Another important rule boaters need to remember while boating on Smith Lake is — just like on the highway — drinking and operating a boat is against the law.
“All three counties that surround Smith Lake are dry, so folks need to be aware of that. But I think the more important thing to remember in many ways, is that drinking and operating a boat is a lot more dangerous than drinking and driving a car,” Williams said. “And here’s why - boaters tend to get a condition known as boater’s fatigue, especially toward the end of the day.”
Williams said boater’s fatigue is caused by the glare of the sun, the action of the waves, the wind and general tiredness, you add alcohol to that mix and you have a very deadly combination
“There has been talk that I’ve been overbearing on the people on Smith Lake. But that’s simply not the case,” Williams said. “I’m just doing my job. I don’t make the laws. I just enforce them.”
According to Alabama Marine Police statistics collected over the past five years, Lewis Smith Lake is one of the safest lakes in Alabama with its peak boating season generally running from May through September.
“We have one of the most family-friendly lakes in the state. You can bring your family out here, have a good time and go home safely,” Williams said. “But, like anywhere else, we do have folks who’d rather bend rules instead of follow them, so that’s why we’re here. Not to make friends, but to keep everyone safe.”
Whether people like to fish, water ski, tube, jet ski or just like to ride around in a boat summer days on the water can quickly end up in disaster if people are not prepared.
“You should always keep a sharp lookout for weather changes. Storms can come up quickly, especially in the summer, so remember to check the weather forecast before you head out, and watch out for any temperature changes and shifts in wind patterns. Because high winds on a lake can send you for a spin pretty quick,” Williams said. “Be sure to have Coast Guard approved life preservers for everyone on the boat, a fire extinguisher, a Class C flotation device for throwing and your boating license and registration.”
Walker County District Court Judge Greg Williams, who handles all the local cases from the Alabama Department of Conservation, is also urging boaters and parents to be more responsible this boating season.
“Our marine police are out there on the lake working hard to keep everyone safe,” Williams said. “We want folks to have fun on water this boating season, but be responsible about it at the same time.
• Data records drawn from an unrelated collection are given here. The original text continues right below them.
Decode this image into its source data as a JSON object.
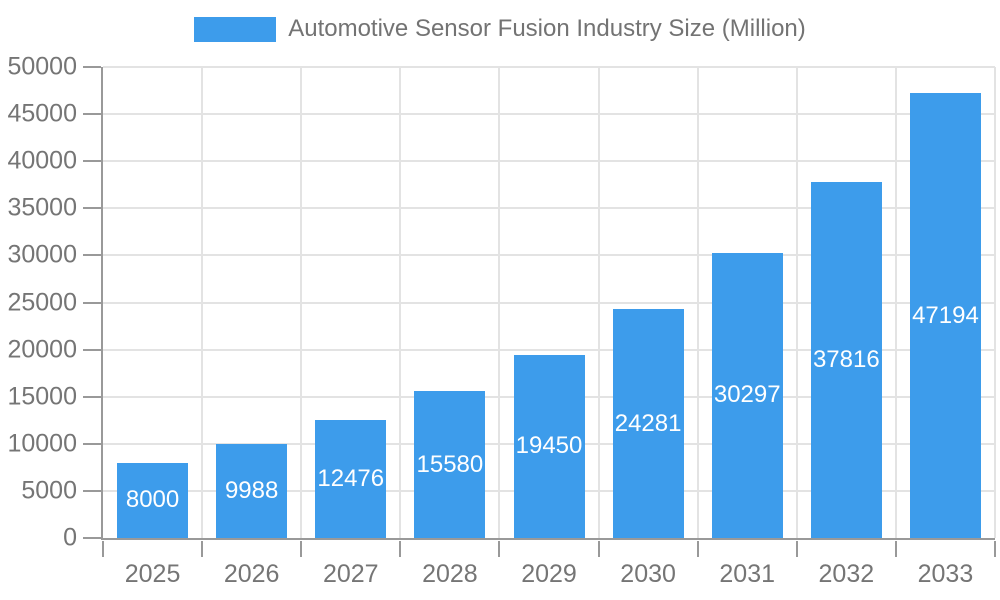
{
  "chart_data": {
    "type": "bar",
    "title": "Automotive Sensor Fusion Industry Size (Million)",
    "legend": "Automotive Sensor Fusion Industry Size (Million)",
    "legend_position": "top",
    "categories": [
      "2025",
      "2026",
      "2027",
      "2028",
      "2029",
      "2030",
      "2031",
      "2032",
      "2033"
    ],
    "values": [
      8000,
      9988,
      12476,
      15580,
      19450,
      24281,
      30297,
      37816,
      47194
    ],
    "xlabel": "",
    "ylabel": "",
    "ylim": [
      0,
      50000
    ],
    "y_tick_step": 5000,
    "grid": true,
    "bar_label_position": "inside-center",
    "colors": {
      "bar": "#3D9CEB",
      "axis": "#999999",
      "grid": "#E3E3E3",
      "axis_label": "#757575",
      "legend_label": "#737373",
      "bar_label": "#FFFFFF"
    }
  }
}
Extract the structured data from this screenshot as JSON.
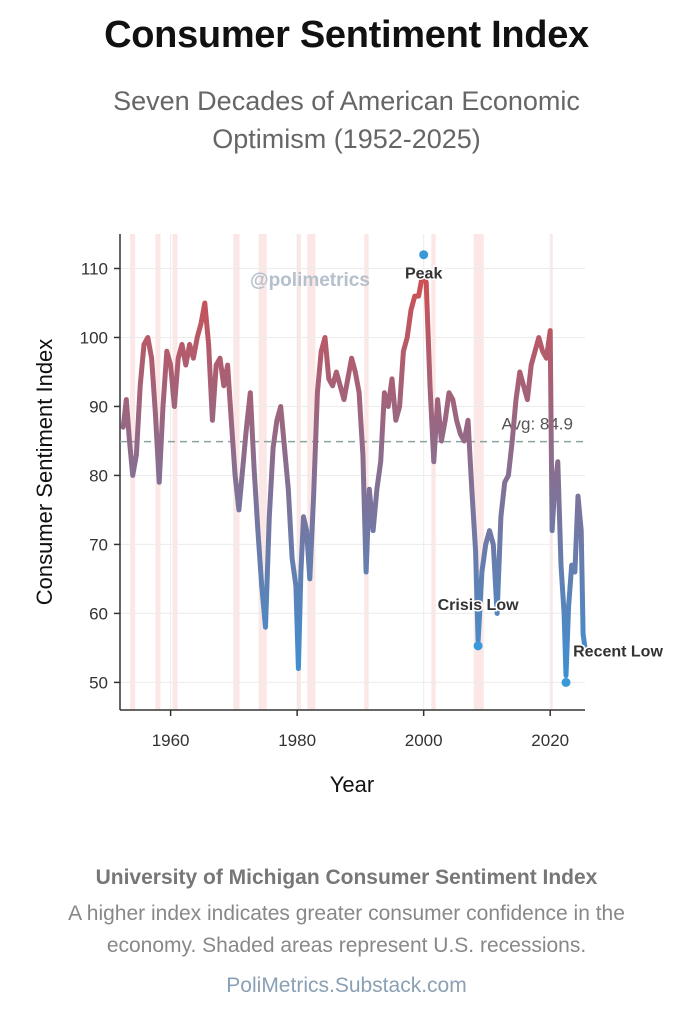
{
  "header": {
    "title": "Consumer Sentiment Index",
    "subtitle": "Seven Decades of American Economic Optimism (1952-2025)"
  },
  "chart_data": {
    "type": "line",
    "xlabel": "Year",
    "ylabel": "Consumer Sentiment Index",
    "xlim": [
      1952,
      2025.5
    ],
    "ylim": [
      46,
      115
    ],
    "x_ticks": [
      "1960",
      "1980",
      "2000",
      "2020"
    ],
    "x_tick_values": [
      1960,
      1980,
      2000,
      2020
    ],
    "y_ticks": [
      "50",
      "60",
      "70",
      "80",
      "90",
      "100",
      "110"
    ],
    "y_tick_values": [
      50,
      60,
      70,
      80,
      90,
      100,
      110
    ],
    "grid": true,
    "watermark": "@polimetrics",
    "average": {
      "value": 84.9,
      "label": "Avg: 84.9"
    },
    "recessions": [
      [
        1953.6,
        1954.4
      ],
      [
        1957.6,
        1958.4
      ],
      [
        1960.3,
        1961.1
      ],
      [
        1969.9,
        1970.9
      ],
      [
        1973.9,
        1975.2
      ],
      [
        1980.0,
        1980.6
      ],
      [
        1981.6,
        1982.9
      ],
      [
        1990.6,
        1991.3
      ],
      [
        2001.2,
        2001.9
      ],
      [
        2007.9,
        2009.5
      ],
      [
        2020.1,
        2020.4
      ]
    ],
    "line_color_high": "#d84b4b",
    "line_color_low": "#3f8fd0",
    "marker_color": "#3a9ad9",
    "series": [
      {
        "x": [
          1952.5,
          1953,
          1953.5,
          1954,
          1954.6,
          1955.2,
          1955.8,
          1956.4,
          1957,
          1957.6,
          1958.2,
          1958.8,
          1959.4,
          1960,
          1960.6,
          1961.2,
          1961.8,
          1962.4,
          1963,
          1963.6,
          1964.2,
          1964.8,
          1965.4,
          1966,
          1966.6,
          1967.2,
          1967.8,
          1968.4,
          1969,
          1969.6,
          1970.2,
          1970.8,
          1971.4,
          1972,
          1972.6,
          1973.2,
          1973.8,
          1974.4,
          1975,
          1975.6,
          1976.2,
          1976.8,
          1977.4,
          1978,
          1978.6,
          1979.2,
          1979.8,
          1980.2,
          1980.6,
          1981,
          1981.5,
          1982,
          1982.6,
          1983.2,
          1983.8,
          1984.4,
          1985,
          1985.6,
          1986.2,
          1986.8,
          1987.4,
          1988,
          1988.6,
          1989.2,
          1989.8,
          1990.4,
          1990.9,
          1991.4,
          1992,
          1992.6,
          1993.2,
          1993.8,
          1994.4,
          1995,
          1995.6,
          1996.2,
          1996.8,
          1997.4,
          1998,
          1998.6,
          1999.2,
          1999.8,
          2000.4,
          2001,
          2001.6,
          2002.2,
          2002.8,
          2003.4,
          2004,
          2004.6,
          2005.2,
          2005.8,
          2006.4,
          2007,
          2007.6,
          2008.2,
          2008.6,
          2009.2,
          2009.8,
          2010.4,
          2011,
          2011.6,
          2012.2,
          2012.8,
          2013.4,
          2014,
          2014.6,
          2015.2,
          2015.8,
          2016.4,
          2017,
          2017.6,
          2018.2,
          2018.8,
          2019.4,
          2020,
          2020.3,
          2020.7,
          2021.2,
          2021.7,
          2022.2,
          2022.5,
          2022.9,
          2023.4,
          2023.9,
          2024.4,
          2024.9,
          2025.2,
          2025.5
        ],
        "values": [
          87,
          91,
          85,
          80,
          83,
          93,
          99,
          100,
          97,
          89,
          79,
          90,
          98,
          96,
          90,
          97,
          99,
          96,
          99,
          97,
          100,
          102,
          105,
          99,
          88,
          96,
          97,
          93,
          96,
          88,
          80,
          75,
          81,
          87,
          92,
          81,
          72,
          64,
          58,
          74,
          84,
          88,
          90,
          84,
          78,
          68,
          64,
          52,
          66,
          74,
          72,
          65,
          77,
          92,
          98,
          100,
          94,
          93,
          95,
          93,
          91,
          94,
          97,
          95,
          92,
          83,
          66,
          78,
          72,
          78,
          82,
          92,
          90,
          94,
          88,
          90,
          98,
          100,
          104,
          106,
          106,
          109,
          108,
          93,
          82,
          91,
          85,
          88,
          92,
          91,
          88,
          86,
          85,
          88,
          78,
          69,
          56,
          66,
          70,
          72,
          70,
          60,
          74,
          79,
          80,
          85,
          91,
          95,
          93,
          91,
          96,
          98,
          100,
          98,
          97,
          101,
          72,
          78,
          82,
          67,
          60,
          51,
          61,
          67,
          66,
          77,
          72,
          57,
          55
        ]
      }
    ],
    "annotations": [
      {
        "label": "Peak",
        "x": 2000,
        "y": 112
      },
      {
        "label": "Crisis Low",
        "x": 2008.6,
        "y": 55.3
      },
      {
        "label": "Recent Low",
        "x": 2022.5,
        "y": 50
      }
    ]
  },
  "caption": {
    "bold": "University of Michigan Consumer Sentiment Index",
    "text": "A higher index indicates greater consumer confidence in the economy. Shaded areas represent U.S. recessions."
  },
  "footer": {
    "source": "PoliMetrics.Substack.com"
  }
}
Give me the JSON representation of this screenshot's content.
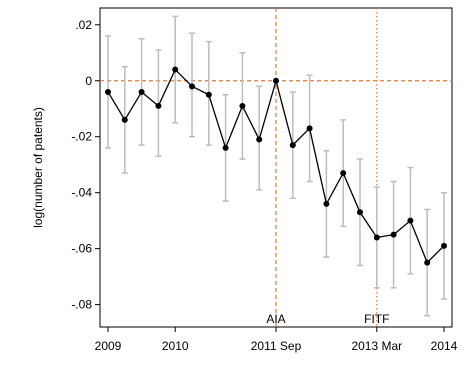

Have your boating licenses with you, don’t drink and drive and always be aware of what other boaters are doing around you.”
Williams is urging parents to keep their children safe while on the water. One of his main concerns is small children operating personal watercraft.
“It’s against the law for children 14 and under to operate any type of personal watercraft without a licensed operator on board over the age of 21. I compare it to putting a child on a Harley and letting them go down the road without you,” Williams said. “Why would you let your 10-year-old get on a wave runner without you? I would hate for someone’s Memorial Day weekend to end in a terrible accident, especially one that could have been avoided if they had just been more responsible.”